Development and production have parity
Our customers run us on production traffic in full blocking mode without fear of breaking their application. One of the reasons for this is that they are also able to run us on their staging or pre-production site as well. Since we take a software-based agent approach to our architecture you can deploy us on dev, stage, and prod. We scale with modern web application, microservices, containers, and API models in the cloud, without having to install physical box after box after box.
Work natively with the DevOps toolchain
No one needs yet another security system to have to monitor, or another dashboard to be constantly refreshing. Signal Sciences was built from the ground up to natively integrate into the toolchain your engineering teams already use, whether that’s PagerDuty, OpsGenie, Slack, HipChat, JIRA, Datadog, or (many) others. Additionally, the Signal Sciences platform was built API-first so it’s seamless to integrate with any SIEM systems like Splunk, ELK, QRadar, and others.
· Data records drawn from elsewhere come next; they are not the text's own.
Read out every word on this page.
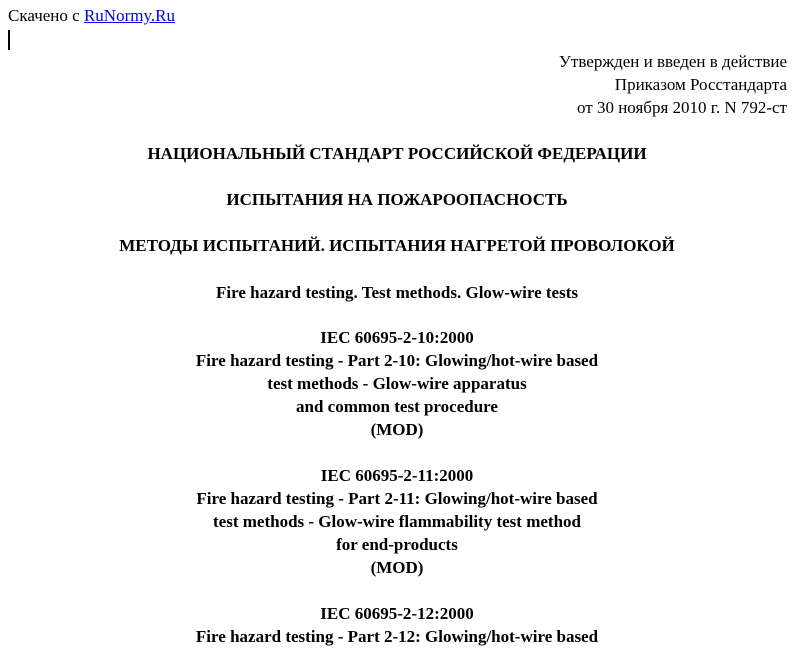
Скачено с RuNormy.Ru
Утвержден и введен в действие
Приказом Росстандарта
от 30 ноября 2010 г. N 792-ст
НАЦИОНАЛЬНЫЙ СТАНДАРТ РОССИЙСКОЙ ФЕДЕРАЦИИ
ИСПЫТАНИЯ НА ПОЖАРООПАСНОСТЬ
МЕТОДЫ ИСПЫТАНИЙ. ИСПЫТАНИЯ НАГРЕТОЙ ПРОВОЛОКОЙ
Fire hazard testing. Test methods. Glow-wire tests
IEC 60695-2-10:2000
Fire hazard testing - Part 2-10: Glowing/hot-wire based
test methods - Glow-wire apparatus
and common test procedure
(MOD)
IEC 60695-2-11:2000
Fire hazard testing - Part 2-11: Glowing/hot-wire based
test methods - Glow-wire flammability test method
for end-products
(MOD)
IEC 60695-2-12:2000
Fire hazard testing - Part 2-12: Glowing/hot-wire based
Consistent approach across your applications
Since Signal Sciences can be deployed in numerous ways on a wide variety of platforms, customers can easily scale their application defense coverage across the entire organization regardless of the technologies used by different teams. At Signal Sciences, we come from a production web operations background. We know the key to getting security controls deployed is providing operational flexibility for teams in terms of how they want to deploy. To that point, we produce support for a wide number of deployment options, whether that’s plugging in to the web server, an application runtime, or the application itself.
Signal Sciences is the industry’s first Web Protection Platform (WPP) providing both Next Generation WAF as well as RASP technologies. Signal Sciences WPP was built in response to our own frustrations of trying to use legacy application security approaches while enabling business initiatives like DevOps, cloud adoption, and CI/CD. The Signal Sciences Web Protection Platform (WPP) works seamlessly across cloud, physical, and containerized infrastructure, providing security without breaking production traffic.